Ob Kondom, Pille oder Spirale: Wenn Menschen verhüten, fühlen sich viele beim Geschlechtsverkehr offenbar unzufrieden. Eine von 20 Personen verhütet deshalb gar nicht mehr – auch dann nicht, wenn sie es eigentlich bräuchte: Das ergibt eine Untersuchung der Weltgesundheitsorganisation (WHO), des UN-Programms für menschliche Reproduktion und von “The Pleasure Project”, die am Freitag veröffentlicht wird. Die Organisationen analysierten dafür laut Angaben 64 Studien mit insgesamt 125.000 Teilnehmenden.
Paare, die Verhütungsmaßnahmen abbrechen, erklären dies demnach oft mit schlechterem Sex: geringere Libido, Schmerzen beim Geschlechtsverkehr oder Sorgen um die sexuelle Zufriedenheit des Partners. Das gelte unabhängig davon, welche Verhütungsmittel Paare benutzen – hormonell oder nicht-hormonell. Die Konsequenzen dieser Entwicklung reichen weit; die WHO warnt vor einem deutlich erhöhten Risiko ungewollter Schwangerschaften und vor einer Ausbreitung sexuell übertragbarer Krankheiten.
Die Organisation rät deshalb dazu, sexuelle Unzufriedenheit bei Verhütungsmitteln offen anzusprechen. Fachpersonal solle geschult werden, um auf die Bedürfnisse von Paaren einzugehen – beispielsweise durch Empfehlungen von Gleitmitteln. Forschung und Produktentwicklung sollten das sexuelle Wohlbefinden stärker berücksichtigen. Verhütungsmittel, so die WHO, könnten dann leichter akzeptiert werden.

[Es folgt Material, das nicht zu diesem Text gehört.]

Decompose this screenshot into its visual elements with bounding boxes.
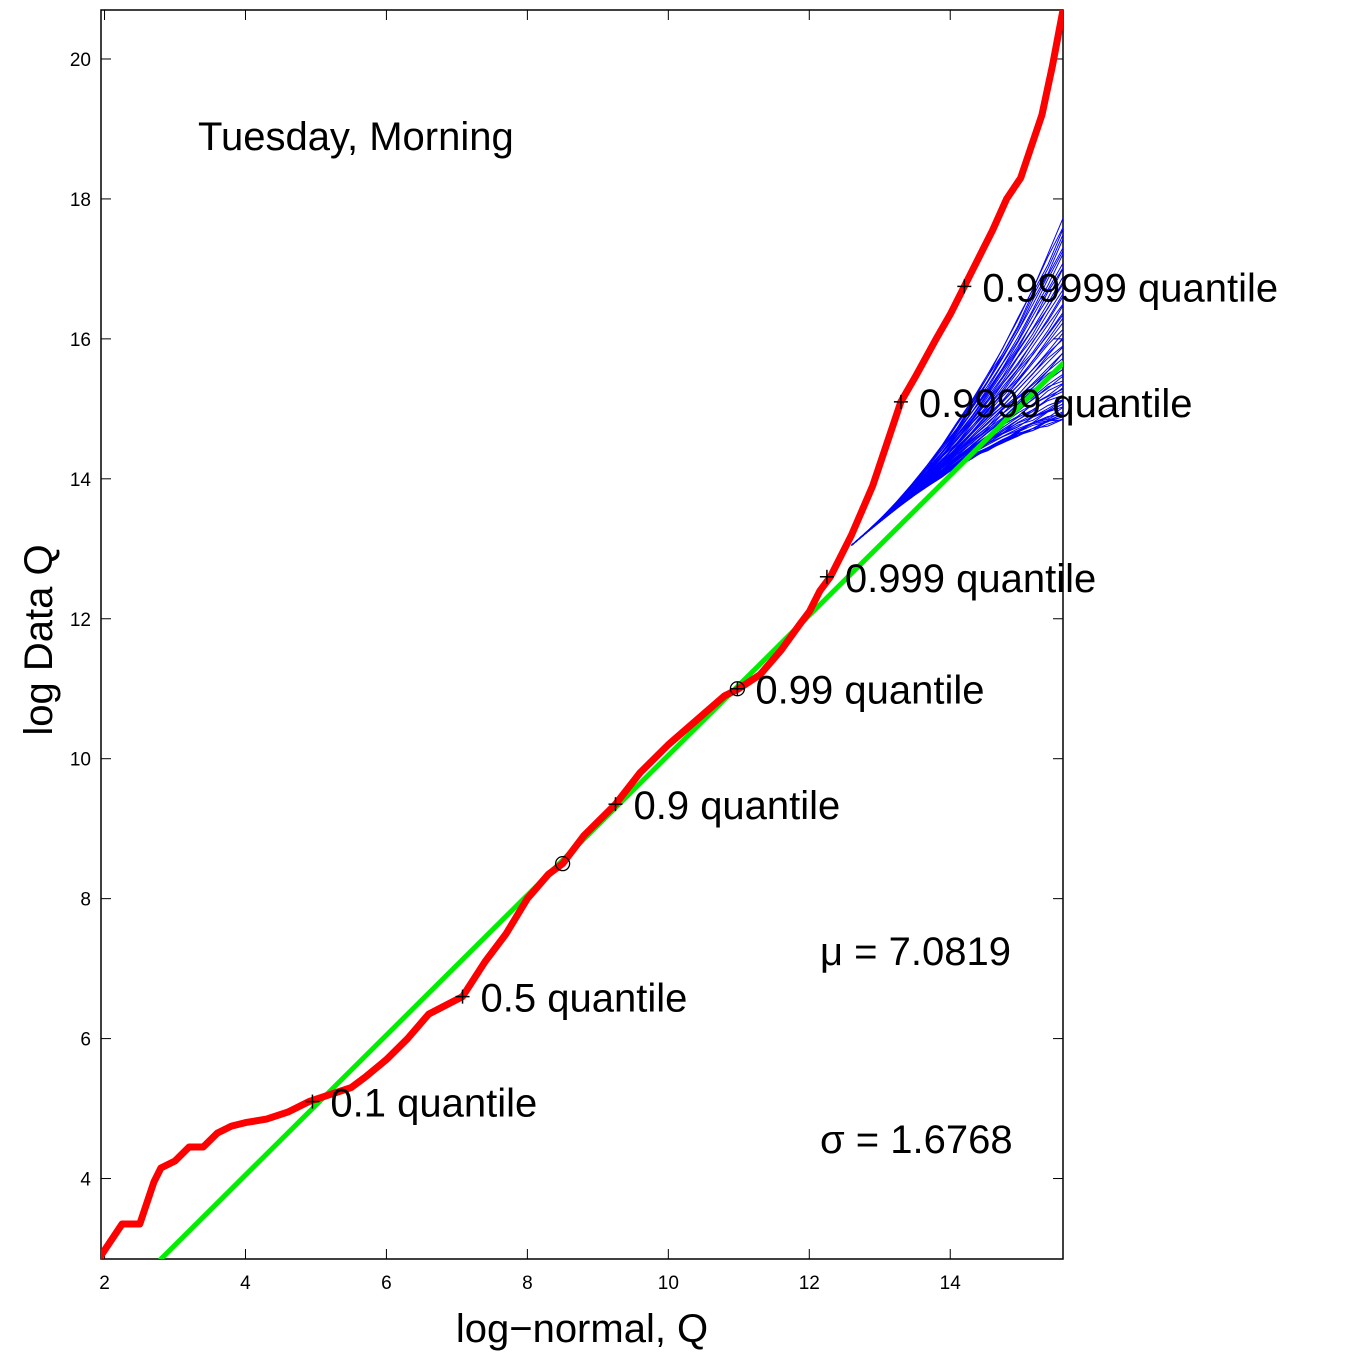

Pro Jahr verzeichnet die WHO weltweit rund 80 Millionen ungewollte Schwangerschaften. Laut Prognose ließe sich diese Zahl auf 26 Millionen reduzieren, wenn der weltweite Bedarf an Verhütungsmitteln gedeckt würde. Die Organisation rechnet außerdem mit einer Senkung der Müttersterblichkeit um 25 bis 35 Prozent. Mit “Barrieremethoden” wie Kondomen ließen sich viele übertragbare Infektionen wie HIV, Gonorrhoe, Chlamydien und Syphilis vermeiden.
“Es ist wichtig für die Förderung der sexuellen und damit auch der allgemeinen Gesundheit, dass Verhütungsmethoden ein erfülltes und sicheres Sexualleben ermöglichen”, erklärte Lianne Gonsalves, WHO-Wissenschaftlerin für sexuelle Gesundheit und Hauptautorin der Studie. Der Zugang zu modernen Verhütungsmitteln stelle in vielen Teilen der Welt nach wie vor eine Herausforderung dar. Die Bedeutung sexueller Zufriedenheit spiele aber ebenso eine entscheidende Rolle und dürfe nicht vernachlässigt werden.